It is easy to achieve this with typedef:
typedef int (*ptr_arr)[]; // pointer to array
But how to alias the same type as ptr_arr by using C++ using keyword?
Also would be nice to see (good formatted) syntax difference between aliasing: pointer to array vs array of pointers with both typedef and using.

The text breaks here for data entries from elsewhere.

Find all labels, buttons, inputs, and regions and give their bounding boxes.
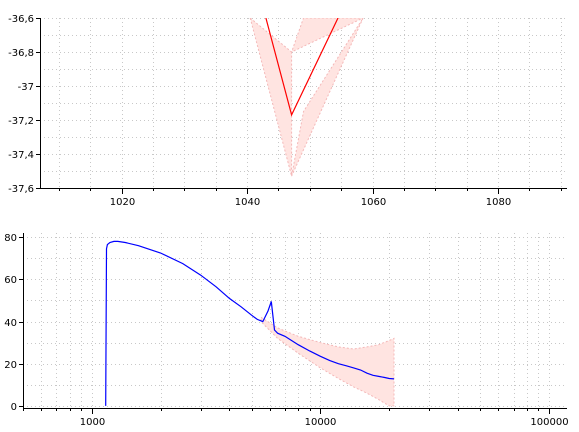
y-tick-label: -37,6	[8, 184, 34, 195]
y-tick-label: 0	[11, 402, 17, 413]
y-tick-label: -36,6	[8, 14, 34, 25]
x-tick-label: 1080	[486, 197, 511, 208]
confidence-band	[260, 316, 395, 407]
x-tick-label: 100000	[530, 417, 568, 428]
y-tick-label: -37	[18, 82, 34, 93]
x-tick-label: 1020	[110, 197, 135, 208]
y-tick-label: -37,2	[8, 116, 34, 127]
y-tick-label: 40	[4, 318, 17, 329]
confidence-band	[249, 18, 364, 177]
x-tick-label: 1040	[235, 197, 260, 208]
x-tick-label: 1060	[361, 197, 386, 208]
y-tick-label: 80	[4, 233, 17, 244]
y-tick-label: 60	[4, 275, 17, 286]
chart-2: 0 20 40 60 80 1000 10000 100000	[4, 233, 569, 428]
y-tick-label: -36,8	[8, 48, 34, 59]
grid	[23, 233, 567, 408]
y-tick-label: -37,4	[8, 150, 34, 161]
series-line-1	[105, 240, 395, 406]
x-tick-label: 1000	[80, 417, 105, 428]
y-tick-label: 20	[4, 360, 17, 371]
series-line-1	[265, 18, 339, 117]
chart-1: -36,6 -36,8 -37 -37,2 -37,4 -37,6 1020 1040 1060…	[8, 14, 567, 208]
x-tick-label: 10000	[305, 417, 337, 428]
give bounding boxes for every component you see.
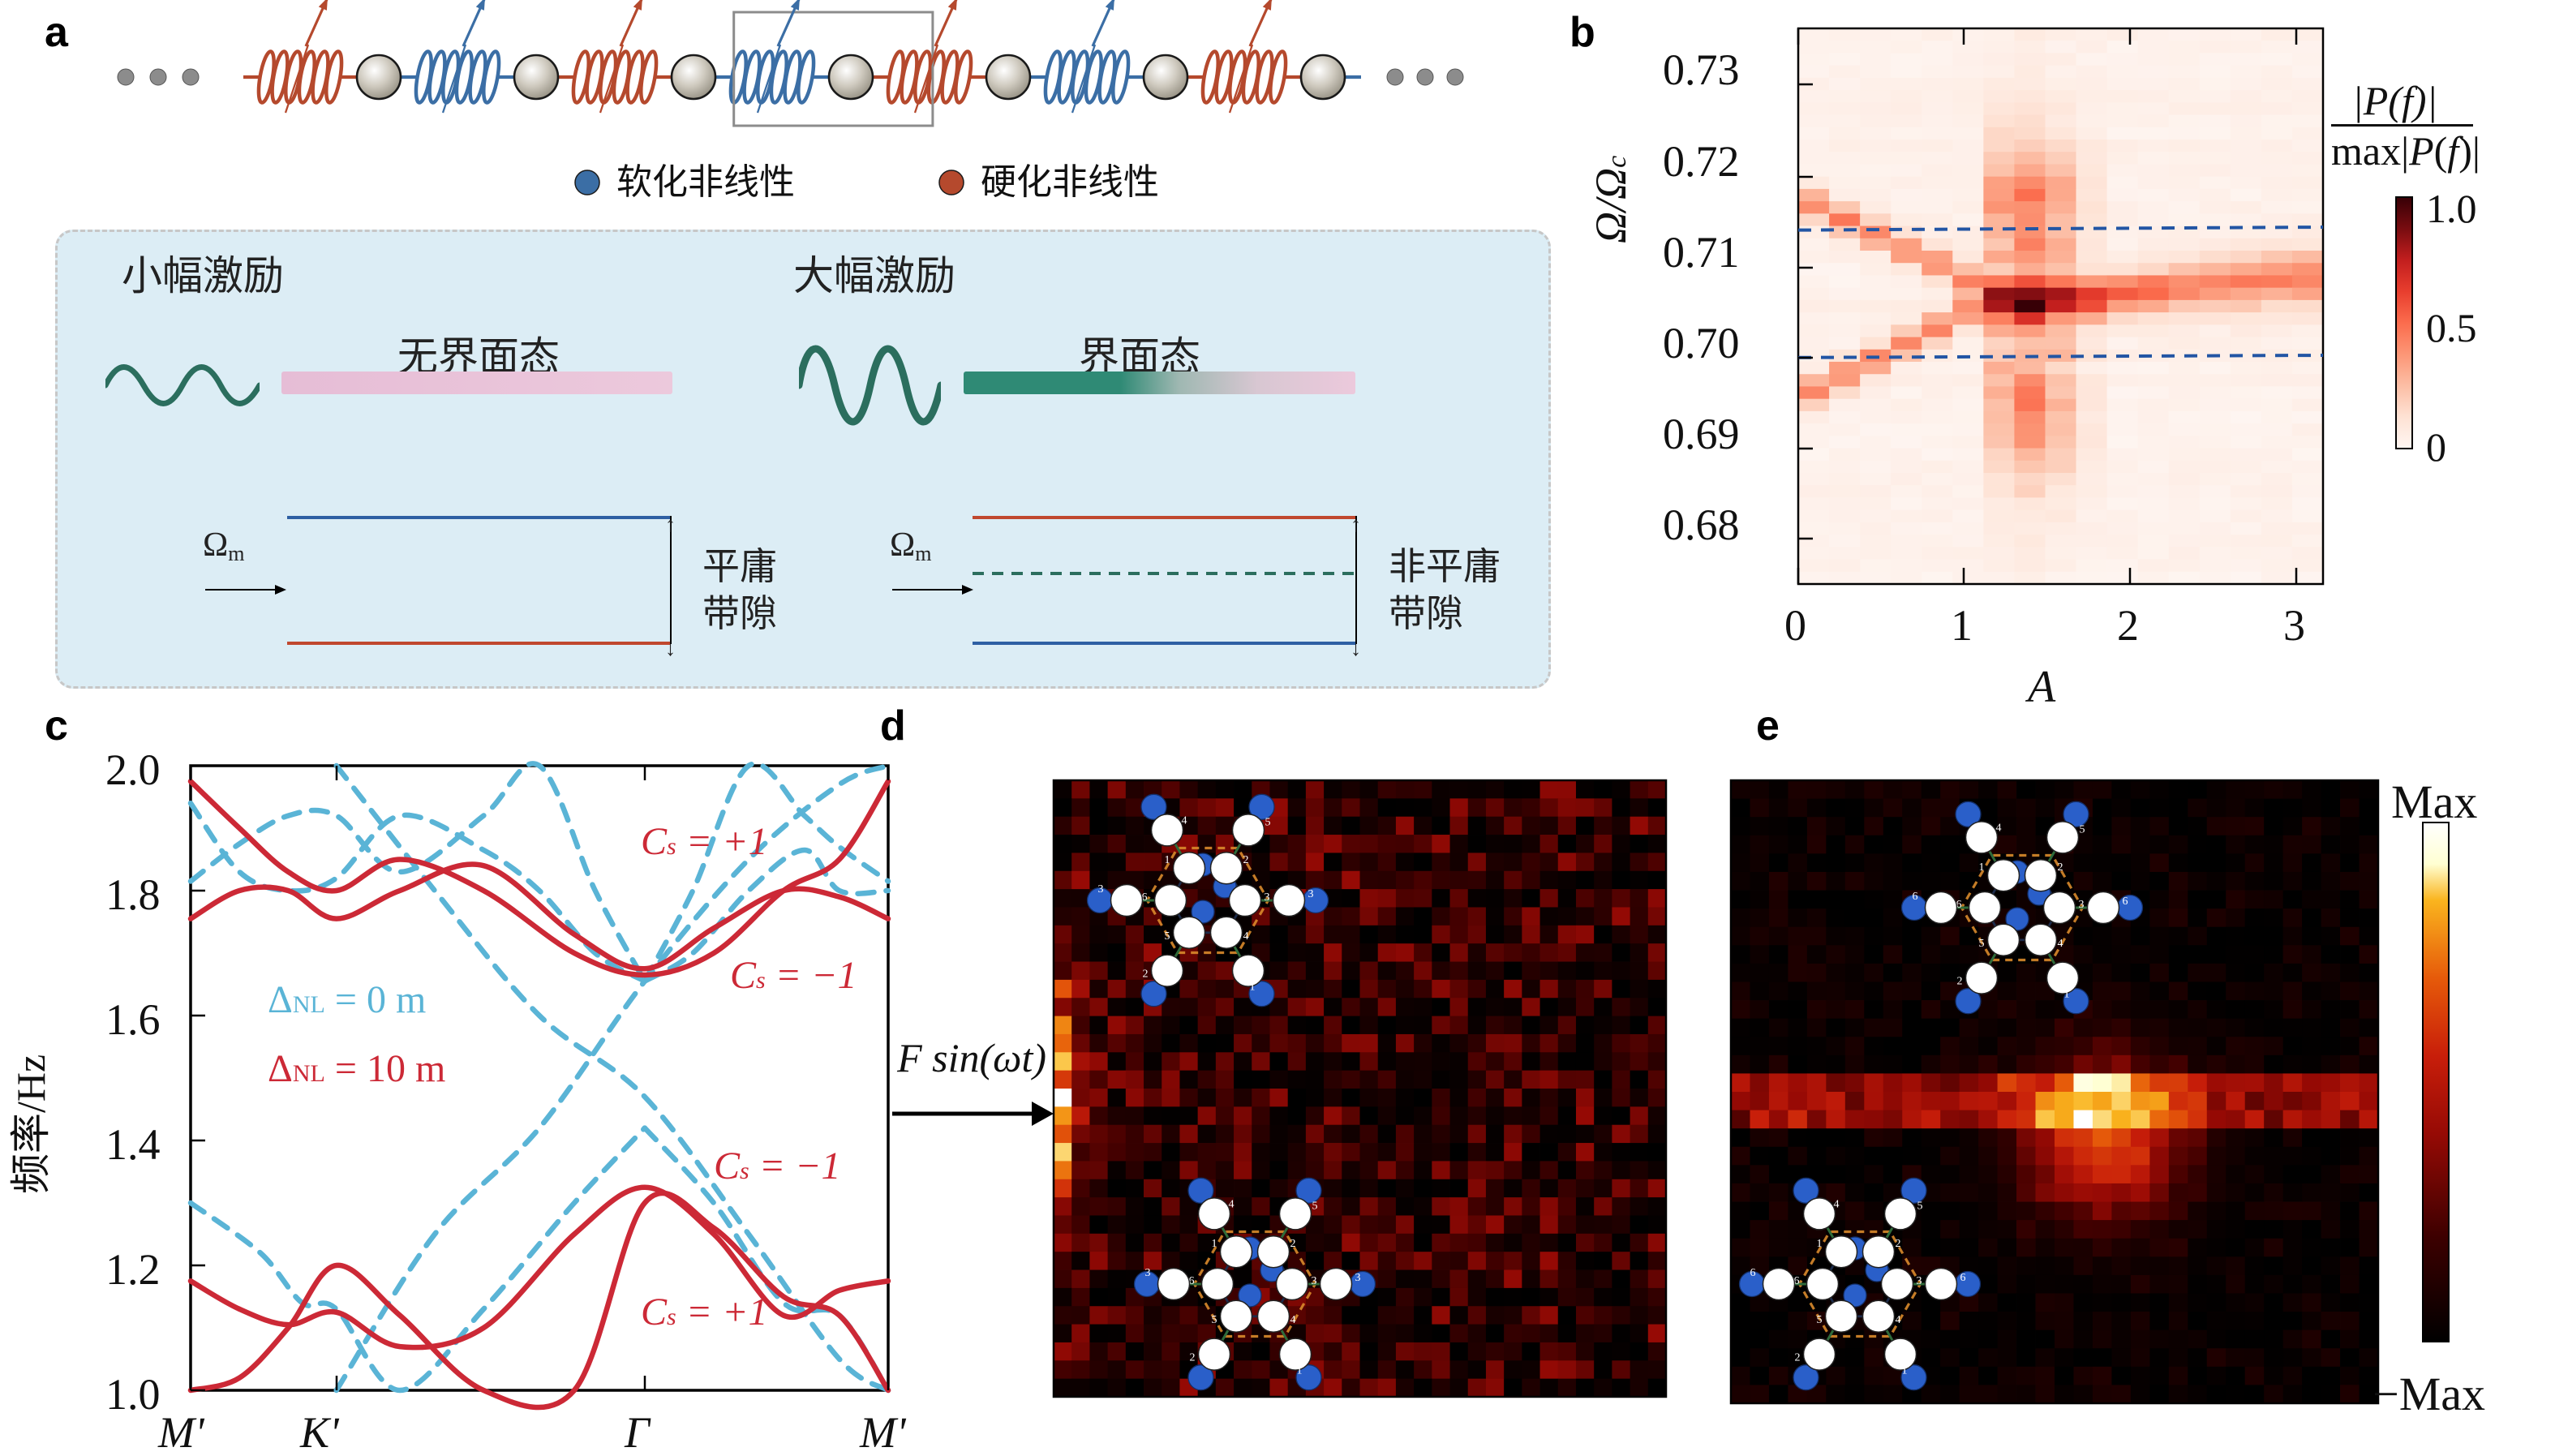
svg-text:3: 3: [1917, 1275, 1922, 1287]
svg-text:2: 2: [1795, 1352, 1801, 1364]
svg-text:2: 2: [1896, 1238, 1901, 1250]
svg-text:5: 5: [1979, 938, 1985, 950]
svg-text:6: 6: [2123, 896, 2128, 908]
svg-text:3: 3: [2079, 899, 2085, 911]
svg-text:4: 4: [1896, 1314, 1901, 1326]
svg-text:1: 1: [1979, 861, 1985, 874]
svg-text:1: 1: [1817, 1238, 1823, 1250]
svg-text:5: 5: [1817, 1314, 1823, 1326]
svg-text:6: 6: [1750, 1267, 1756, 1279]
svg-text:4: 4: [2058, 938, 2063, 950]
svg-text:5: 5: [1917, 1200, 1923, 1212]
svg-text:2: 2: [1957, 976, 1963, 988]
svg-text:1: 1: [2064, 989, 2070, 1001]
svg-text:1: 1: [1902, 1365, 1908, 1377]
svg-text:2: 2: [2058, 861, 2063, 874]
svg-text:4: 4: [1834, 1198, 1840, 1210]
svg-text:6: 6: [1960, 1272, 1966, 1284]
svg-text:5: 5: [2080, 823, 2085, 835]
svg-text:4: 4: [1996, 822, 2002, 834]
svg-text:6: 6: [1913, 891, 1918, 903]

using ptr_arr_using = int(*)[]; // pointer to array <-- answer
typedef int (*ptr_arr_typedef)[]; // pointer to array
typedef int *arr_ptr_typedef []; // array of pointers
using arr_ptr_using = int * []; // array of pointers
#include <type_traits>
static_assert(std::is_same_v<ptr_arr_using, ptr_arr_typedef>); // pointer to array
static_assert(std::is_same_v<arr_ptr_using, arr_ptr_typedef>); // array of pointers
static_assert(!std::is_same_v<arr_ptr_using, ptr_arr_using>); // arr_ptr != ptr_arr
Important:
()parentheses control operator precedence in declaration
An example "alias template" from https://en.cppreference.com/w/cpp/language/type_alias
template<class T> using ptr = T*;
using ptr_arr_using_template = ptr<int[]>; // then IDE showed hint: int(*)[]
The dispatch order of operators in declaration is the same as in C++ Operator Precedence and Associativity table: https://en.cppreference.com/w/cpp/language/operator_precedence
[] - precede first and associated Left to right ->& * * const/volatile - precede after and associated Right to left <-() determine the highest precedence (for operators inside)